At first glance it might seem that I am just a happy, normal girl who loves to bake and walk her dog. However, I have suffered with an eating disorder since I was 13. It was only in May 2014 when I realised that this Voice in my head was slowly but surely trying to kill me. And so began the long, hard, and painful journey which is recovery...

I want My Cocoa Stained Apron to be a special place...a place for reflection, memories, shared stories...and of course a little bit of cocoa-staining ;) Recovery might be the hardest thing you ever choose to do in this life. But it is also the bravest and best decision you will ever make.:)

Wednesday 11 February 2015

The road and the valley.

In continuation from my post yesterday, today (ahem!! ;) ) I plan on writing the second part of my own personal story later on today... one which tells of both sickness, intense and bitter sadness, hopelessness...but also hope, strength, courage, and determination. And I know that one day I will find happiness. In fact, the past two weekends, I already have. And those precious, priceless little moments of pure happiness remain with me now as I sit and write to you. I want you to all realise that, even if it seems impossibly difficult, painful, or just plain terrifying...choosing to fight, with every beat and pulsation of your heart, that Voice - that Voice inside your head that seeks to manipulate you, make you a slave to its heartless commands, and rob you of everything and everyone that you love or ever will love - is the bravest and most important decision you will ever make in your whole life.

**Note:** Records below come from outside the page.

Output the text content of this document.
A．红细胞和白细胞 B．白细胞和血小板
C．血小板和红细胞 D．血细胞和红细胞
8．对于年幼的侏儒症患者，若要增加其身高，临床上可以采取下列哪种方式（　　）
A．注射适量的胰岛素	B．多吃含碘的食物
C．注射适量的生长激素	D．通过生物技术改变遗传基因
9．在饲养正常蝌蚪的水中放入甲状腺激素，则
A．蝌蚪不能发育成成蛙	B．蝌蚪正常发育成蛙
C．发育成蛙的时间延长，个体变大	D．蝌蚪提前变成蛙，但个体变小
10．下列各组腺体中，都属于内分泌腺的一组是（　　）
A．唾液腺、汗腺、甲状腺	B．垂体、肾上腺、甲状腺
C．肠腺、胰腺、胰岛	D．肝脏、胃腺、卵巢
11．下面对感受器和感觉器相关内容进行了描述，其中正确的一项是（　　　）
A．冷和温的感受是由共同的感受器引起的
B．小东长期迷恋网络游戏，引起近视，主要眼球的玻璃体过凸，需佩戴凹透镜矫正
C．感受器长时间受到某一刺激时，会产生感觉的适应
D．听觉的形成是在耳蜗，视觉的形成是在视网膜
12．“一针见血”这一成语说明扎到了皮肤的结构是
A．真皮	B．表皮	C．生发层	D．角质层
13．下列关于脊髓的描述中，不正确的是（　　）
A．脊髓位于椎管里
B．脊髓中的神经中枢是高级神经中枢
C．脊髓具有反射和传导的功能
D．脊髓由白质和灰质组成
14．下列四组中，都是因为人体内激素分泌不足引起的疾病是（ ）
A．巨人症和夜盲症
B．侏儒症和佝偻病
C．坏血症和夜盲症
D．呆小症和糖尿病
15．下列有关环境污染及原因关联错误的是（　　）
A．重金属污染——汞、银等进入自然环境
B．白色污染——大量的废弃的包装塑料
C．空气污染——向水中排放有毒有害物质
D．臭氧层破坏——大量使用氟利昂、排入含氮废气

Looking back on it now, I realise just how lucky I was...that I found my inner strength and willingness to fight, just in time. I know now that if I had chosen never to reach out, and to carry on along that slippery, thorn-strewn road of pain that led directly to my own self-destruction, I would not be sitting here writing to you now. I probably wouldn't even be here, today. Don't ever forget that that Voice is the Voice of a murderer. It robs, it thieves, it tears apart families and relationships and friendships as mercilessly and as ruthlessly as a a knife slicing through silk. And it kills. It could have killed me. I know how fortunate I am to be here, right now, and at a stage when I can look back on all that lies behind me, and see how far I have come.


Never forget it's okay to feel afraid. 

Being afraid does not in anyway mean that you are not strong.

And of course, the road to recovery is scary...it's foggy, steep, and rocky. But at the end of that road lies a beautiful valley. And with every step you take along that road, just know that you are becoming stronger. And soon you will see that fresh green valley, new and glowing and as bright as a star. That valley represents the life that's out there waiting for you...one full of happiness, excitement and opportunity, uncontaminated and untouched by any trace of your eating disorder.